Jak ktoś pracuje w branży fit - jest instruktorem, ma siłownię, jest rehabilitantem (oj, wyzwanie zalecić komuś kettla - już widzę sprzeciw lekarzy itd). To taki kurs może mu się zwróci. Może... ale zaraz pojawią się nowe - rozciąganie, trening z masą ciała - już to się u nas w krajupojawia.
5000zł co dwa lata..??
Podejrzewam, że zwykły instruktor nie miałby tyle kasy. Przeciętny instruktor w przeciętnym mieście..
Sam kurs, to nie tylko robienie notatek, ale i zaliczenie egzaminu. Trzy dni zajęć po 12h (poważnie) i w trzecim dniu jest 5min Snatch test i po kilka powtórzeń innych ćwiczeń.
Przeciętny instruktor by tego chyba nie zaliczył Ale czy przeciętny by się na to porwał??
Wracając do amatorów - kwestia zdecydowania ile chcemy wydać na swoje hobby. A może na inwestycję w swoje zdrowie?? Albo jeszcze coś innego.
Bardziej patrzę na kule jako na hobby, pasję, a zdrowie - gdzieś tam liczę że kule mi pomagają.
Powiedzmy - karnet na siłownię, czy inne zajęcia to 100zł/mc, czyli 1200zł/rok.
Idąc tym tropem - około 1000zł na rok - wystarczy na intro, czy na kule..
Nie kupiłem kuli, a chcę umieć układać programy, co kosztuje kilkaset złotych? OK, z tego tysiaka można brać
W domu dochodzą też kule, które trzeba kupić. Jak ktoś ma zdrowe podejście, to robi to systematycznie i spokojnie sobie je kolekcjonuje.
W końcu się nasyci!!
Tak mniej więcej sobie myślę.
Czaję się na szkolenie z bent pressa i z dubletów.
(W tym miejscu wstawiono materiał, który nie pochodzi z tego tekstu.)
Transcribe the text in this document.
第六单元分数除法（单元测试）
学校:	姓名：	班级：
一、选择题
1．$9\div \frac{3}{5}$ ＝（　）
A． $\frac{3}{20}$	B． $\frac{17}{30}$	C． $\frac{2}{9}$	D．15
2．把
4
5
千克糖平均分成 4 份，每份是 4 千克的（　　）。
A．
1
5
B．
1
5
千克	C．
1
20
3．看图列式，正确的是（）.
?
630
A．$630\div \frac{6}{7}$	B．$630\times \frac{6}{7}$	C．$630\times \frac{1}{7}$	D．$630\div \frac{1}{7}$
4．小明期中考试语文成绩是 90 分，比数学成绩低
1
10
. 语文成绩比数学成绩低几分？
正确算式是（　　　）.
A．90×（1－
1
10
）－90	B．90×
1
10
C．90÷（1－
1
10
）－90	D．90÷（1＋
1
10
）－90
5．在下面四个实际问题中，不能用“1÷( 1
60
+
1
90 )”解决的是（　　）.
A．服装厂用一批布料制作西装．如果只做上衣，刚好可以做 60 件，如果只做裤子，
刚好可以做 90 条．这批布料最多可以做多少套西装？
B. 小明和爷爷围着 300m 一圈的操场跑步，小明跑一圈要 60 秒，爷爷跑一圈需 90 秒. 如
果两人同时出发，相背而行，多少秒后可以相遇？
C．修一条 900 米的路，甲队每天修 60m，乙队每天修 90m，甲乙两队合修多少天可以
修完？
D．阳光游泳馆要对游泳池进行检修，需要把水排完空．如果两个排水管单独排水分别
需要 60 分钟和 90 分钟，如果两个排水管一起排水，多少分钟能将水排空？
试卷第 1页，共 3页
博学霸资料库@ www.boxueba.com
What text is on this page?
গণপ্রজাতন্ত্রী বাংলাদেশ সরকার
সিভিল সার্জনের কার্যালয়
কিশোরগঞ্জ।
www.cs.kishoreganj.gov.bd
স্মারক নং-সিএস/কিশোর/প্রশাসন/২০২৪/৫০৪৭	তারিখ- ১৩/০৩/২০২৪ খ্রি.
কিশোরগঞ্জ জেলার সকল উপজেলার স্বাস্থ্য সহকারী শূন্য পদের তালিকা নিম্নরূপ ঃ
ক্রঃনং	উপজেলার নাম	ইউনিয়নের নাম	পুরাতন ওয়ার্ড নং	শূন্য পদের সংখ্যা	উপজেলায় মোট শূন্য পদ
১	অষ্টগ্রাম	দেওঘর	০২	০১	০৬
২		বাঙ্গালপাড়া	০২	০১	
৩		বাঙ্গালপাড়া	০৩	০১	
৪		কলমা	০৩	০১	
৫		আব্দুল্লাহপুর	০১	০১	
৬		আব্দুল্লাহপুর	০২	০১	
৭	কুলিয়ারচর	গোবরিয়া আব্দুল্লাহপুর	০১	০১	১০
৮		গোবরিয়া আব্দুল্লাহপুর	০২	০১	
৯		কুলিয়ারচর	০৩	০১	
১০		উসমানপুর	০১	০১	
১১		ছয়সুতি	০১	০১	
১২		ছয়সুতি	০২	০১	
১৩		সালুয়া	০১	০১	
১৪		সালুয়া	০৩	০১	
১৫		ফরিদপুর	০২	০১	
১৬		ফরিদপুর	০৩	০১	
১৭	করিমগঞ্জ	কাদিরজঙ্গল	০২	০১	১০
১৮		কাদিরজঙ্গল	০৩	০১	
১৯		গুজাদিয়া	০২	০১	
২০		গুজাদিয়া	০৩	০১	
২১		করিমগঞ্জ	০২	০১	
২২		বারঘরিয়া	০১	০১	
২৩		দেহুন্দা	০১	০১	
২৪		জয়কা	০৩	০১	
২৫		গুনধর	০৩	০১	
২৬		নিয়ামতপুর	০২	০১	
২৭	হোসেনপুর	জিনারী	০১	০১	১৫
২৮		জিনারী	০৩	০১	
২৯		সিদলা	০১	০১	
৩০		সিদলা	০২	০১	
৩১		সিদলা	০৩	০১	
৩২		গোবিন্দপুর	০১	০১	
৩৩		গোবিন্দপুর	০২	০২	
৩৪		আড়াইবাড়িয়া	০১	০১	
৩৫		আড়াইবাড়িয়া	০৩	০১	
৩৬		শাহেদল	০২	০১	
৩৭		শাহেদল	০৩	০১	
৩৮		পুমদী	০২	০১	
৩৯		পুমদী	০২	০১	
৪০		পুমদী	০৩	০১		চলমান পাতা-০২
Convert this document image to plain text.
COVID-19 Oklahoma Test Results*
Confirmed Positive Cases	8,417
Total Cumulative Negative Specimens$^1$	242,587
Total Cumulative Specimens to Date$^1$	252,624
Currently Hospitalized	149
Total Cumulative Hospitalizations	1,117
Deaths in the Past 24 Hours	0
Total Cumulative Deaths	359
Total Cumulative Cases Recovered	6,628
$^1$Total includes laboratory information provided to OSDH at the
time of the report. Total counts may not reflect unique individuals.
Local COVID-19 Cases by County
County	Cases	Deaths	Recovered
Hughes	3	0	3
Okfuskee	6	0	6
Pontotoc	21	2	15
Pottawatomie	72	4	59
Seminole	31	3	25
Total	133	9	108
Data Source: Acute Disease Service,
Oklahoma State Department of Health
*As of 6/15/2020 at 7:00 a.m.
Nie wiem, czy by mnie wpuścili w ogóle jako niezrzeszonego..
Jakieś szkolenie - raz na rok, fajnie by było..
A zamiast czekać na szkolenie trwające 2h za 150zł, to można kupić 2h u instruktora - cena podobna, a mamy instruktora dla siebie.
Trzeba poszukać fana BP!! Bliżej niż w Krakowie!